You can also check out one of the videos Caren created for this residency on our free playlist of short form arts experiences for kids!


What did you do that was different from your usual classroom residency?

Every spring the Glencoe Elementary 5th graders do a historical research and writing unit, and in my residency I teach the students drama skills and prepare them for a performance of their historical character monologues in a “Living Museum.”

Since I could not be physically in the classroom this time, I worked with the teachers to modify the residency toward the goal of a virtual performance.

I created a series of videos with narrative and acting segments based off of what I do in the classroom, and included student practice exercises for them to explore with their monologues. I also met with the students virtually.


What were the biggest challenges and how did you approach them? What went well?

I couldn’t coach the students in person, but in the virtual classroom each student shared and acted out their historical characters for me. It was exciting for them to portray what they were discovering about their historical characters, and we came up with some acting choices together on the spot in the virtual classroom just as we would in person.

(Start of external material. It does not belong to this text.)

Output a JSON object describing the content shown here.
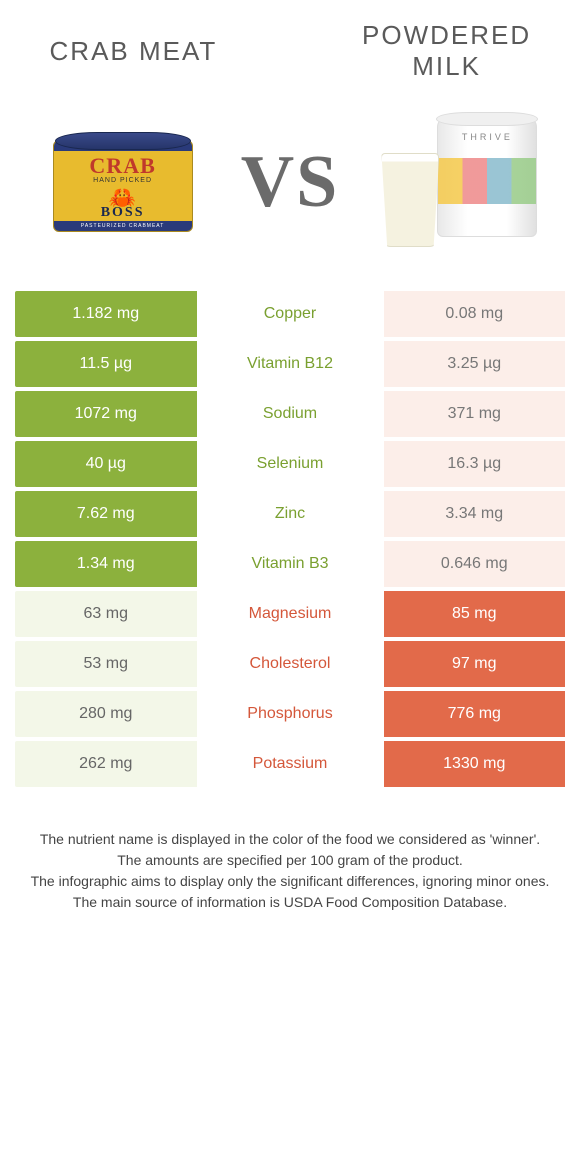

In addition to coaching myself acting in a historical monologue in the videos, I included examples for practice in voice and body techniques so the students could refine and prepare after the video sessions. While this was different from what I normally do in the classroom, the students were enthusiastic about the videos when we met online, and the teachers were able to utilize the videos during their time with the students as well.

One thing I thought helped make the videos successful was that I wrote out a script for each one, which helped me edit the lessons down so the videos featured less talking and more “doing.”


What elements of the residency experience do you think were lost due to being unable to share physical space? What elements do you think were improved due to the virtual space?

Online, I had more limited time with the students than in an in-class experience, and of course I missed being present with them in person, but it was still fun getting to connect virtually and offer coaching suggestions for their character development and performance ideas.

One of the positive sides of the virtual meetings was that when it came to sharing their monologues with me, some students seemed less pressured, stage-fright-wise, and more comfortable in their own domain.

LIVE THEATRE is magical and nothing replaces the energy and magic of a live theatre experience, but filming their characters for a virtual show gave the students another kind of arts experience entirely, and that is also exciting.


Is there anything else you would say to educators and other teaching artists considering conducting their own virtual residencies?

Using video, imagery, captions and sound effects can be very helpful for engaging students. Making it almost like a video game could be awesome, and is something I am thinking of collaborating with my son to do in the future!

Bringing generational teaching experiences together with the creative and technical savvy of youth—what a fantastic combination for forward-thinking teaching practice!